If you aren’t familiar with Clubhouse, it’s an audio-only “social platform” that encourages discussions through live chat rooms. Users can drop into various rooms and listen to people talk, request the option to chime in, and follow a variety of rooms (or “topics”) to stay engaged over time. Users can even create their own rooms that feature them as speakers.

Clubhouse also has a certain allure to it in that the app requires new users to put their names on a waitlist that creates an “invite-only” culture of exclusivity.

But while iPhone users have had access to Clubhouse since its inception, Android users have been not-so-patiently waiting for their own release—and, now that Clubhouse for Android is available, it may have outstayed its welcome.

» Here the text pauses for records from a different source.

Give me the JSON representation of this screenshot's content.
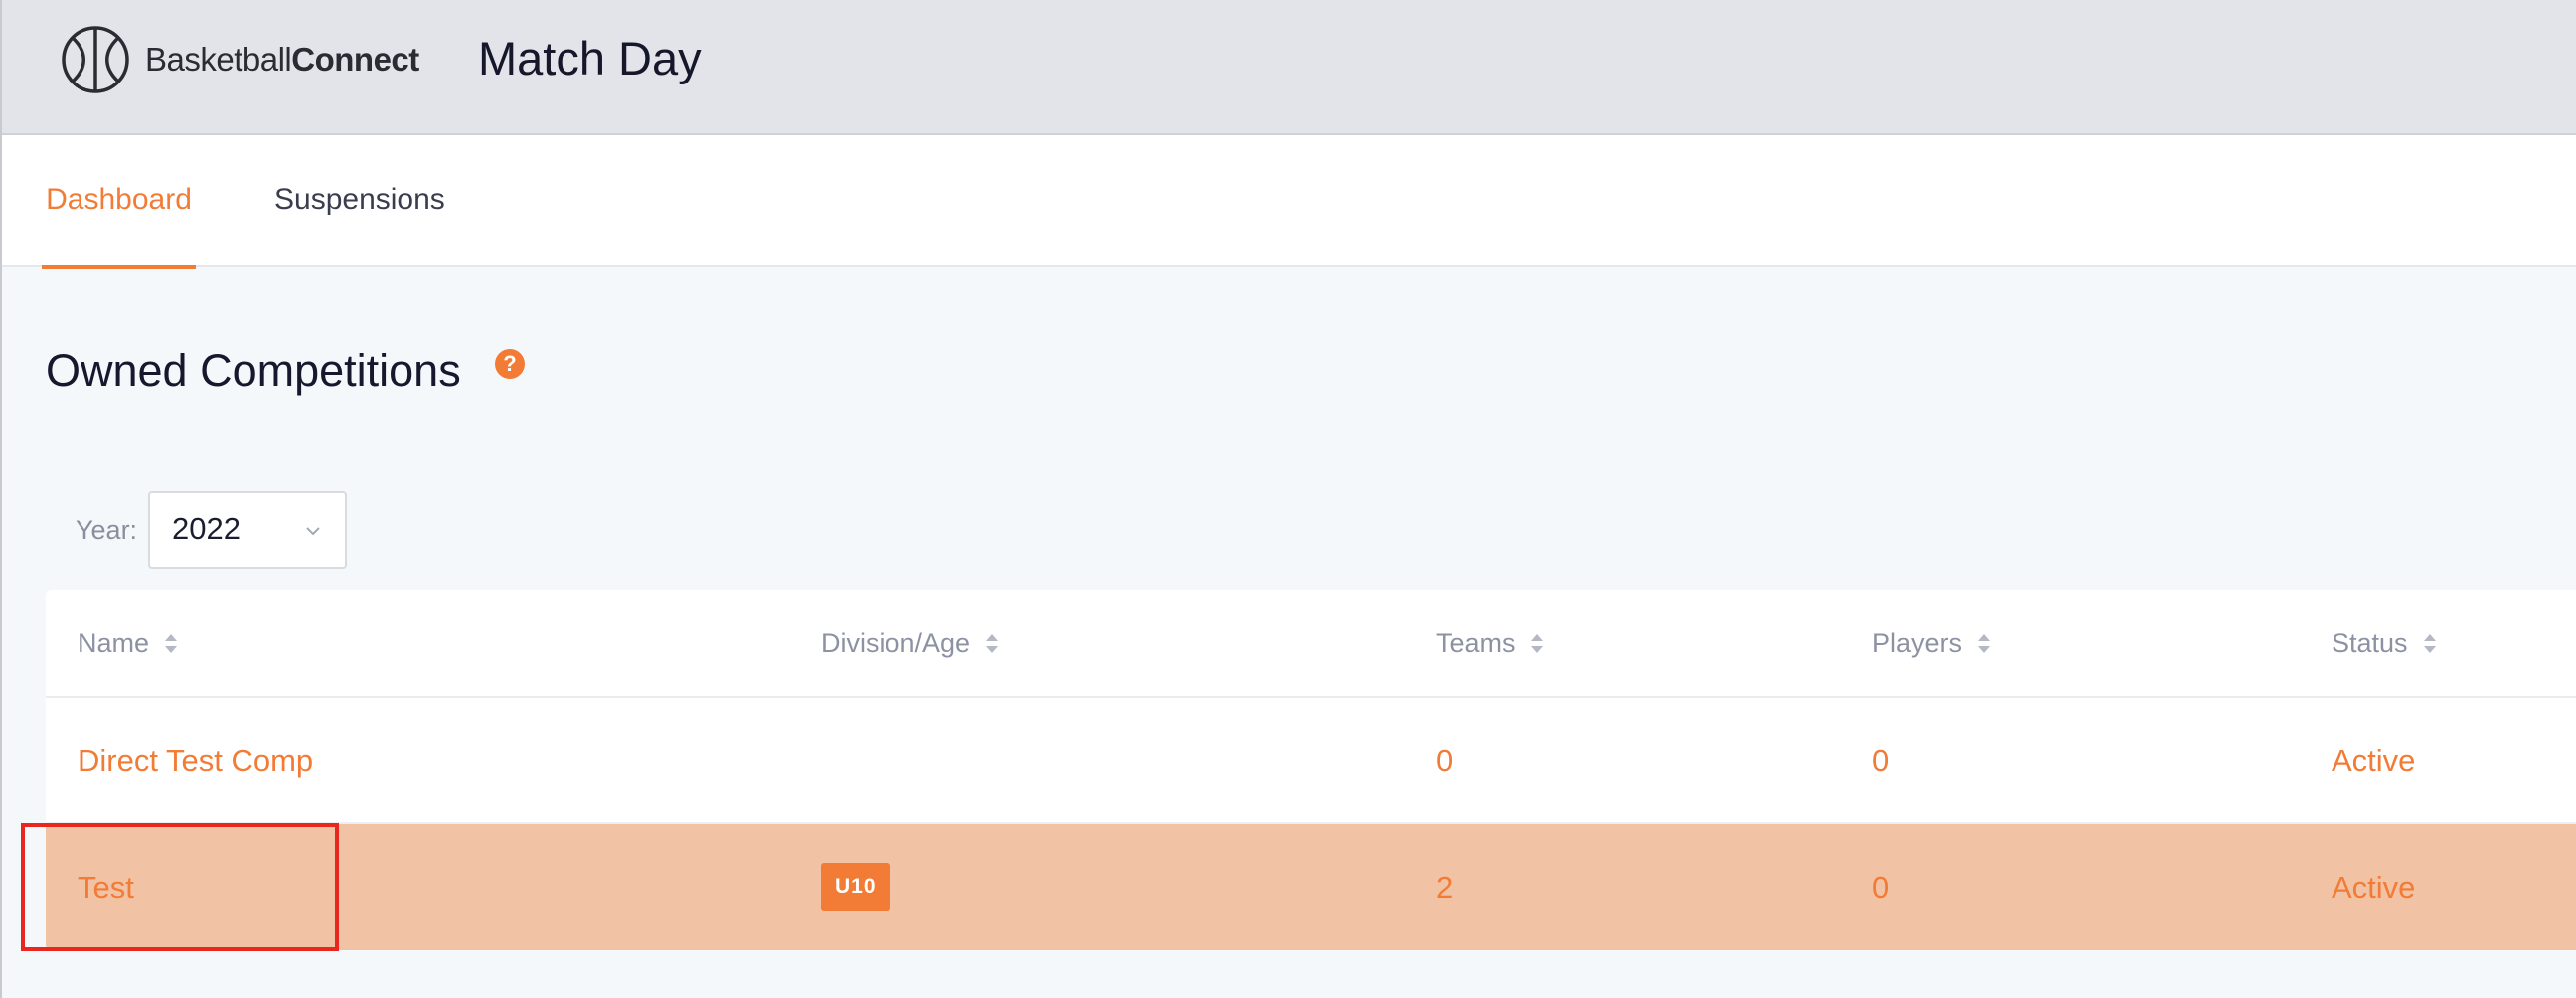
{
  "brand": {
    "logo_regular": "Basketball",
    "logo_bold": "Connect",
    "app_title": "Match Day"
  },
  "nav": {
    "tabs": [
      {
        "label": "Dashboard",
        "active": true
      },
      {
        "label": "Suspensions",
        "active": false
      }
    ]
  },
  "section": {
    "title": "Owned Competitions",
    "help_icon": "question-mark-icon",
    "help_glyph": "?"
  },
  "filters": {
    "year_label": "Year:",
    "year_value": "2022"
  },
  "table": {
    "columns": [
      "Name",
      "Division/Age",
      "Teams",
      "Players",
      "Status"
    ],
    "rows": [
      {
        "name": "Direct Test Comp",
        "division": "",
        "teams": "0",
        "players": "0",
        "status": "Active",
        "selected": false
      },
      {
        "name": "Test",
        "division": "U10",
        "teams": "2",
        "players": "0",
        "status": "Active",
        "selected": true
      }
    ]
  },
  "colors": {
    "accent": "#f27b35",
    "header_bg": "#e3e4e9",
    "selected_row": "#f1c2a3",
    "highlight_border": "#e8271f"
  }
}
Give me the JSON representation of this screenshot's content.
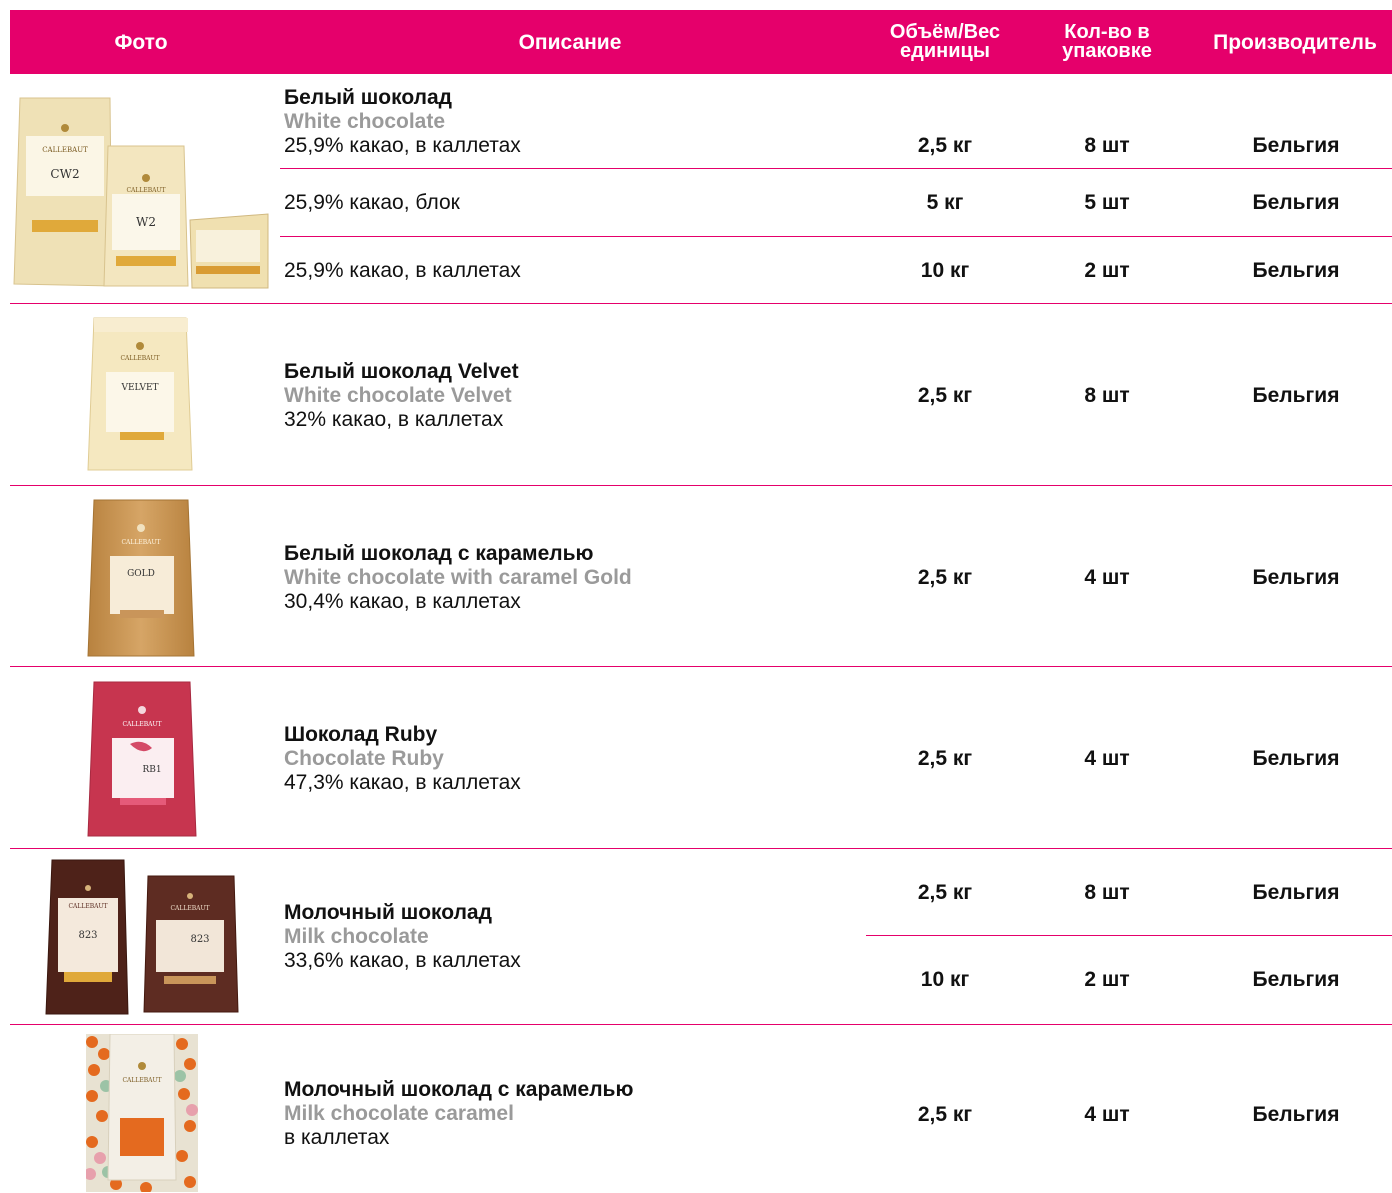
{
  "header": {
    "photo": "Фото",
    "description": "Описание",
    "weight": "Объём/Вес\nединицы",
    "qty": "Кол-во в\nупаковке",
    "maker": "Производитель"
  },
  "brand_on_packages": "CALLEBAUT",
  "products": [
    {
      "title": "Белый шоколад",
      "title_en": "White chocolate",
      "variants": [
        {
          "desc": "25,9% какао, в каллетах",
          "weight": "2,5 кг",
          "qty": "8 шт",
          "maker": "Бельгия"
        },
        {
          "desc": "25,9% какао, блок",
          "weight": "5 кг",
          "qty": "5 шт",
          "maker": "Бельгия"
        },
        {
          "desc": "25,9% какао, в каллетах",
          "weight": "10 кг",
          "qty": "2 шт",
          "maker": "Бельгия"
        }
      ],
      "package_labels": [
        "CW2",
        "W2"
      ],
      "package_color": "#f1e3b8"
    },
    {
      "title": "Белый шоколад Velvet",
      "title_en": "White chocolate Velvet",
      "desc": "32% какао, в каллетах",
      "weight": "2,5 кг",
      "qty": "8 шт",
      "maker": "Бельгия",
      "package_labels": [
        "VELVET"
      ],
      "package_color": "#f5e8c0"
    },
    {
      "title": "Белый шоколад с карамелью",
      "title_en": "White chocolate with caramel Gold",
      "desc": "30,4% какао, в каллетах",
      "weight": "2,5 кг",
      "qty": "4 шт",
      "maker": "Бельгия",
      "package_labels": [
        "GOLD"
      ],
      "package_color": "#c9955a"
    },
    {
      "title": "Шоколад Ruby",
      "title_en": "Chocolate Ruby",
      "desc": "47,3% какао, в каллетах",
      "weight": "2,5 кг",
      "qty": "4 шт",
      "maker": "Бельгия",
      "package_labels": [
        "RB1"
      ],
      "package_color": "#c7354f"
    },
    {
      "title": "Молочный шоколад",
      "title_en": "Milk chocolate",
      "desc": "33,6% какао, в каллетах",
      "variants": [
        {
          "weight": "2,5 кг",
          "qty": "8 шт",
          "maker": "Бельгия"
        },
        {
          "weight": "10 кг",
          "qty": "2 шт",
          "maker": "Бельгия"
        }
      ],
      "package_labels": [
        "823",
        "823"
      ],
      "package_color": "#5a2b20"
    },
    {
      "title": "Молочный шоколад с карамелью",
      "title_en": "Milk chocolate caramel",
      "desc": "в каллетах",
      "weight": "2,5 кг",
      "qty": "4 шт",
      "maker": "Бельгия",
      "package_color": "#f3efe6"
    }
  ]
}
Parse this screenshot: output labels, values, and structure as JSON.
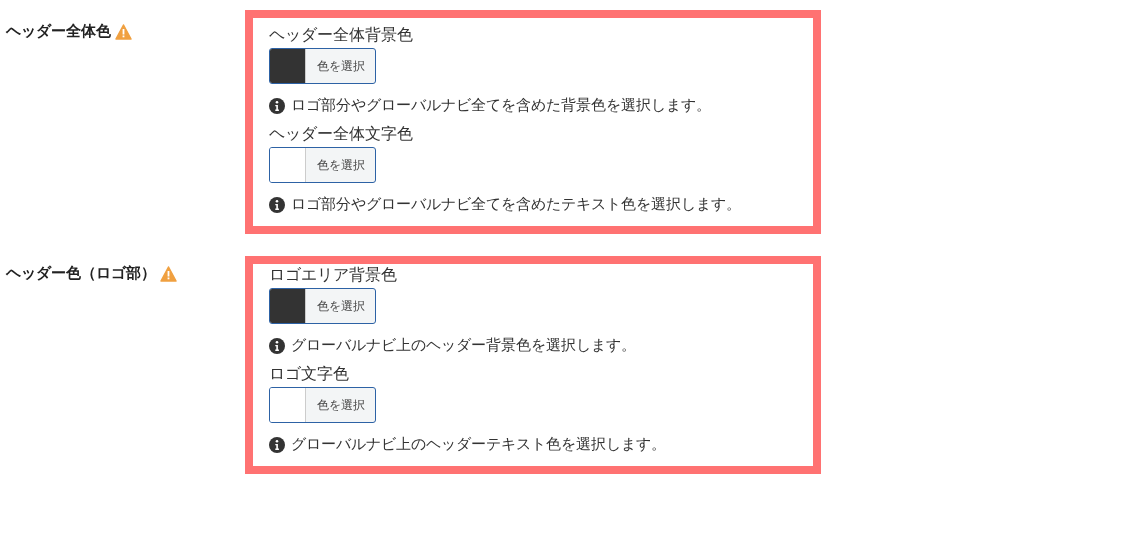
{
  "sections": [
    {
      "label": "ヘッダー全体色",
      "warning": true,
      "fields": [
        {
          "label": "ヘッダー全体背景色",
          "color": "#333333",
          "button": "色を選択",
          "help": "ロゴ部分やグローバルナビ全てを含めた背景色を選択します。"
        },
        {
          "label": "ヘッダー全体文字色",
          "color": "#ffffff",
          "button": "色を選択",
          "help": "ロゴ部分やグローバルナビ全てを含めたテキスト色を選択します。"
        }
      ]
    },
    {
      "label": "ヘッダー色（ロゴ部）",
      "warning": true,
      "fields": [
        {
          "label": "ロゴエリア背景色",
          "color": "#333333",
          "button": "色を選択",
          "help": "グローバルナビ上のヘッダー背景色を選択します。"
        },
        {
          "label": "ロゴ文字色",
          "color": "#ffffff",
          "button": "色を選択",
          "help": "グローバルナビ上のヘッダーテキスト色を選択します。"
        }
      ]
    }
  ]
}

Part of the problem is the launch itself. The Android Clubhouse app launched with limited functionality; Android users weren’t able to follow the topics they like, change their account information, and so on. This made the release feel underwhelming, further highlighting Clubhouse’s affinity for Apple users.

A more complicated problem is the prevalence of audio options in other social media services. Slack, for example, recently released their audio-only rooms, and services such as Twitter, Facebook, and Instagram have placed a spotlight on voice-only mediums of expression.

Initially, Clubhouse was the only app to incorporate audio as a strong central focus, but the ubiquitous fascination with voice-posting has expanded to comprise most major communication platforms. As such, Clubhouse’s sought-after exclusivity is no more—something that was also arguably damaged by expanding to Android.

It should be noted that interest in the app itself is decreasing, and not just on Android. Social Media Today reported that, in March of 2021, Clubhouse downloads were down 72 percent from February’s 9.6 million downloads. The publication also pointed out that difficulty finding rooms was a substantial issue that is unlikely to do anything but worsen with a surge of Android users, necessitating some back-end fixes from the owners.

As it sits, Clubhouse is still very much in use, and Android users are poised to reignite interest as iOS users stagnate. Whether or not that interest will persevere in the current social media ecosystem remains to be seen.